車のエンブレムデザインは、時代とともに変わりゆくものです。一方で、デザインは変わってもエンブレムの役割は変わりません。そこで今回は、エンブレムの役割とデザインの変化について、トヨタ自動車の例を挙げながら解説を行います。
車のエンブレムに秘められた想い
自動車のボンネットやフロントグリルでキラリと輝くエンブレム。
車のエンブレムは、その車がどんな車であるのかを示しているものです。
大抵のクルマには自動車メーカーのシンボルとも言えるロゴマークが配置されていますが、車種によっては専用のエンブレムが用意されることも。
今回は、そんなエンブレムに込められたメーカーの想いを、トヨタ自動車を例に紐解いていきたいと思います。
エンブレムは時代とともに変化する
現在のトヨタのエンブレムは、1989年に会社創立50周年記念に発表されたエンブレムです。
遠くからでも「トヨタのクルマ」だとわかること、そして他メーカーのクルマと並んだときに、いっそう輝いて見えるような強い個性があることをテーマにデザインされ、企画から約5年もかけて生み出された一大プロジェクトでした。
左右対称に組み合わされた3つの楕円は、トヨタの頭文字にあたる『T』を表すと同時に、クルマの象徴的な部品とも言えるステアリングホイールも表しています。
また、外環の楕円はトヨタを取り巻く”世界”をイメージしているそうで、言われてみればモルワイデ図法のような形をしています。
この頃からすでに、トヨタ自動車は海外での認知度も高まっていた為、その点も考慮したエンブレム作りが重要であると考えられました。
楕円を描く線の太さに強弱があるのは、毛筆からヒントを得たそうで、グローバルに世界各地で使われながらも、日本らしさを感じられて存在感のあるマークを目指したそうです。
ちなみに、会社創立当初の1935年は、まだ”トヨタ”ではなく豊田(とよだ)自動織機製作所の自動車部という扱いだったので、その点をローマ字のTOYODAで表しており、デザインももっと角ばっていました。

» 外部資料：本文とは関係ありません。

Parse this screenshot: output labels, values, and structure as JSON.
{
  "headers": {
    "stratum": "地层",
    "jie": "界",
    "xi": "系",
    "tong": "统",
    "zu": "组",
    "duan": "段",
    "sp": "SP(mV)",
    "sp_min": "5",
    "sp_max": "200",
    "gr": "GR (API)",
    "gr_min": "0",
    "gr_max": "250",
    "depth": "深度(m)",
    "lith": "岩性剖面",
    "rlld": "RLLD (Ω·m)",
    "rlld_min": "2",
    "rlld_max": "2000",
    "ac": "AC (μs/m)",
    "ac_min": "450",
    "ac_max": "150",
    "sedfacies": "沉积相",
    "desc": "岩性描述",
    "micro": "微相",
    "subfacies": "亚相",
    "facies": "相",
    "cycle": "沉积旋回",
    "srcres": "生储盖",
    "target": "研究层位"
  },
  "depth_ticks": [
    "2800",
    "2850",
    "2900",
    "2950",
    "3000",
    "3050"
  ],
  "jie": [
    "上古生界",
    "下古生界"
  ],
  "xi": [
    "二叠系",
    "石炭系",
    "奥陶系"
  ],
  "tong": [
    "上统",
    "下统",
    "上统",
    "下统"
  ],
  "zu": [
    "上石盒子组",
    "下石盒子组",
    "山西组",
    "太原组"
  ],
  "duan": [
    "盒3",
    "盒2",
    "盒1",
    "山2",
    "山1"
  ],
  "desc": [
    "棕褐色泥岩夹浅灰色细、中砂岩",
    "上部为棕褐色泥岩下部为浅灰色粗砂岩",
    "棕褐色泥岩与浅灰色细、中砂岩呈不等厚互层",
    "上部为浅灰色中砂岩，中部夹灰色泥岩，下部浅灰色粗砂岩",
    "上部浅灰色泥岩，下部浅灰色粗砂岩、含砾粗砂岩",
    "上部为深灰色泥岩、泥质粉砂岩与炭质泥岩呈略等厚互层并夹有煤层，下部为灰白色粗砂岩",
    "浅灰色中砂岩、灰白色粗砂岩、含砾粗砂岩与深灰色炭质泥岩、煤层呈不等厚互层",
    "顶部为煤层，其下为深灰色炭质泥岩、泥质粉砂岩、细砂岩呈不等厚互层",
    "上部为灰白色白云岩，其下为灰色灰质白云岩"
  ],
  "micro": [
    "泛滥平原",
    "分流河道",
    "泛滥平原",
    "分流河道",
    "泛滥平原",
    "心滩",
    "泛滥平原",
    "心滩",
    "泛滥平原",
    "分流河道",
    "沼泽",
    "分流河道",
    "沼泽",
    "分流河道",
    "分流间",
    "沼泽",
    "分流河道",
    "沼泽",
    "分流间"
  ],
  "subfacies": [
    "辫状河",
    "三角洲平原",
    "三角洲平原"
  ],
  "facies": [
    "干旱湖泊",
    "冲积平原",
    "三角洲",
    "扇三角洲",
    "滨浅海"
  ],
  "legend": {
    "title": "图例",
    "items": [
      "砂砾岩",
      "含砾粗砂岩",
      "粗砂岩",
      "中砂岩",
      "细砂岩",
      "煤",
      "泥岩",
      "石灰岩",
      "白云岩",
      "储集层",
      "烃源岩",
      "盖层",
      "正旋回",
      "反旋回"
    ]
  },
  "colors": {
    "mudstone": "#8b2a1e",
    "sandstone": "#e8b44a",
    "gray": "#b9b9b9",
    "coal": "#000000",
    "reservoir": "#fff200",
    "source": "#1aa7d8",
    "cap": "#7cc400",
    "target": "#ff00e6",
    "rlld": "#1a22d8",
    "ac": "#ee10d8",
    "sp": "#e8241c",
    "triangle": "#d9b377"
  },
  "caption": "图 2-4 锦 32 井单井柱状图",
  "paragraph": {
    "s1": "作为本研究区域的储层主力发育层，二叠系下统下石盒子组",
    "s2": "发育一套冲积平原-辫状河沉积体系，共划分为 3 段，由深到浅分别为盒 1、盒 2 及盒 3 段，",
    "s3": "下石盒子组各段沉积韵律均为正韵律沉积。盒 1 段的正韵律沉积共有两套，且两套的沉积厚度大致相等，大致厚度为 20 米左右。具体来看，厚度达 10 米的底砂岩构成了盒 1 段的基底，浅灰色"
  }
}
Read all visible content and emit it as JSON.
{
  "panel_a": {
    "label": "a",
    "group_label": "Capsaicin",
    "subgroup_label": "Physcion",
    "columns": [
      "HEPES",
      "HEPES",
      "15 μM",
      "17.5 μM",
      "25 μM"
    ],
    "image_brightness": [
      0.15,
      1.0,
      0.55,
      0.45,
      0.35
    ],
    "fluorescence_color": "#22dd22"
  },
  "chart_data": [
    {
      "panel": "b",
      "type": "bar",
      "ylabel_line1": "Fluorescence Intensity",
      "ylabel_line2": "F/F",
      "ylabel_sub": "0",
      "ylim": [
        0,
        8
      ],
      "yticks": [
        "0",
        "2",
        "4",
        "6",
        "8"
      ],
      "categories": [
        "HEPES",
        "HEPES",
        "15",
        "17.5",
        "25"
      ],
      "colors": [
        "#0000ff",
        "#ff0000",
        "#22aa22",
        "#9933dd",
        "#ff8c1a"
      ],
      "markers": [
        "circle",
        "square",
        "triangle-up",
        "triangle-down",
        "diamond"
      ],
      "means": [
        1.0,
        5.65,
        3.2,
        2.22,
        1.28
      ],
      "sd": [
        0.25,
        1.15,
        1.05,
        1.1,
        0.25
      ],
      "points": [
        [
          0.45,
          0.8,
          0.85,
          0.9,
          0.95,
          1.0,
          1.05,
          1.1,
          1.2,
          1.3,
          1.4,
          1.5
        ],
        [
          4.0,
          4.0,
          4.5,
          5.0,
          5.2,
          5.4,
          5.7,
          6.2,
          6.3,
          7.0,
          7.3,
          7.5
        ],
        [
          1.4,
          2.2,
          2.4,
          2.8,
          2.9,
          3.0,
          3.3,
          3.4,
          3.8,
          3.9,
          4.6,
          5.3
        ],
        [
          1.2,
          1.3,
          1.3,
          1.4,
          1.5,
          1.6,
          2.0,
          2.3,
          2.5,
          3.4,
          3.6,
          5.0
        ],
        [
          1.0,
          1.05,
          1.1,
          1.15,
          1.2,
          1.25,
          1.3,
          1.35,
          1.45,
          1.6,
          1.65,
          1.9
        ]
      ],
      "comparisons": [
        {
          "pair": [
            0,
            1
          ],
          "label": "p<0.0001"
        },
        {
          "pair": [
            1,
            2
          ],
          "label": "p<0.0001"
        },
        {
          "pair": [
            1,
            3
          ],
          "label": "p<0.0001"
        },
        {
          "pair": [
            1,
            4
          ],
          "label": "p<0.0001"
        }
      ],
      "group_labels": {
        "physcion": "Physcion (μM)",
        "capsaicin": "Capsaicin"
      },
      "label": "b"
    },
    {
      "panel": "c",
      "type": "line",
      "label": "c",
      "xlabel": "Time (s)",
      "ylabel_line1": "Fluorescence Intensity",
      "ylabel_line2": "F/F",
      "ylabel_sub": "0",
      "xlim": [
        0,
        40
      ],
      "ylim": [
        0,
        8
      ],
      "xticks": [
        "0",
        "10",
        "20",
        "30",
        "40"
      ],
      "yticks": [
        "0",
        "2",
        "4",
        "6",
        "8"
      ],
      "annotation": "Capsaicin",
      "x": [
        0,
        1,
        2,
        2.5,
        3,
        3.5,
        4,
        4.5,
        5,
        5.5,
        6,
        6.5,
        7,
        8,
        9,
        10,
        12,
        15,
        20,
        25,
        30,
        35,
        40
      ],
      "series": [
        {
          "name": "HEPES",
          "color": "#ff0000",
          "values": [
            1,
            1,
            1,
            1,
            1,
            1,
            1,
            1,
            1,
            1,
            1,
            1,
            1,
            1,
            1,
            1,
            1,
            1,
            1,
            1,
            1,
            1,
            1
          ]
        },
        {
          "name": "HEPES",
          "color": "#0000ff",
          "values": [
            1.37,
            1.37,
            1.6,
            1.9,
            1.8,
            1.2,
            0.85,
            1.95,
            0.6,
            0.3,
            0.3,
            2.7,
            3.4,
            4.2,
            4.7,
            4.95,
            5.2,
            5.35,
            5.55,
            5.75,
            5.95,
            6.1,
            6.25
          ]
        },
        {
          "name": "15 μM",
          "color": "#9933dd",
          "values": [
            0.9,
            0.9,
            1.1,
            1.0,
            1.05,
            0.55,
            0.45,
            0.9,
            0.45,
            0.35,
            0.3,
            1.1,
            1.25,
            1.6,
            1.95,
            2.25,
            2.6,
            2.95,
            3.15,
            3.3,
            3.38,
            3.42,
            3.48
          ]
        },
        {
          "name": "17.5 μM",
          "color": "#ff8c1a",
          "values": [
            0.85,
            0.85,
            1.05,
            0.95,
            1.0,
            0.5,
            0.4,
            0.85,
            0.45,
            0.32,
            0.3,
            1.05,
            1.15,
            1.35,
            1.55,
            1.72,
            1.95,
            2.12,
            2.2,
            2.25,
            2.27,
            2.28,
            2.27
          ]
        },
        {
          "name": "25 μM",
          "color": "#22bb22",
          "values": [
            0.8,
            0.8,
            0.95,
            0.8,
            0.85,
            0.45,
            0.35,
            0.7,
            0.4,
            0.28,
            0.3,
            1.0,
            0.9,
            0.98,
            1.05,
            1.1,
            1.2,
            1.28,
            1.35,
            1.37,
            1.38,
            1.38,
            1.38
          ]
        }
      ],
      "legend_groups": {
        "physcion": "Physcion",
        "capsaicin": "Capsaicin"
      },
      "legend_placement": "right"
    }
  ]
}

82年前の今日、カタカナの「トヨタ」を円で囲んだ旧トヨタマークが採用されました。
先代ロゴへの感謝を忘れずに、今日一日はTwitterアイコンを旧マークへ変更いたします!#トヨタ #toyota pic.twitter.com/s5HBt9V14r
— トヨタ自動車株式会社 (@TOYOTA_PR) September 25, 2018
その翌年の1936年に一般公募され、カタカナの”トヨタ”を丸で囲んだマークが採用されて、上掲のマークに変わるまで、53年もの間、社章として親しまれます。
ちなみにトヨダからトヨタへとなった背景には
1. 商業美術的に見て、濁点を付けないほうが、さわやかであり、言葉の調子(音の響き)も良い
2. 画数が8で縁起が良い
3. トヨダ(豊田)という人名から離れることにより、個人的企業から社会的存在への発展の意味を含める
という理由があるそうです。
クラウンのエンブレムの変遷
トヨタを代表する車種であるクラウン。
クラウンには初代からモデルチェンジの度に、専用の王冠エンブレムが装着されています。
初代クラウン(1955年)は、金色とワインレッドの「まさに王冠」といったエンブレム。
現在のように王冠のマークが図案化されるようになったのは、2代目クラウンからでした。
そして、トヨタ初のコネクティッドカーとしてデビューした現行の15代目(2018年)クラウンのエンブレムは、シルバーをベースに始動中は青色に光るギミックが施されています。
まとめ
エンブレムはその車がどこの自動車メーカーの製品であるかを示すものであることは、昔から変わりません。
しかしデザインは時代のトレンドなどに影響を受けて変わるもの。
近い将来、各自動車メーカーのエンブレムも新しいものが採用されるのでしょう。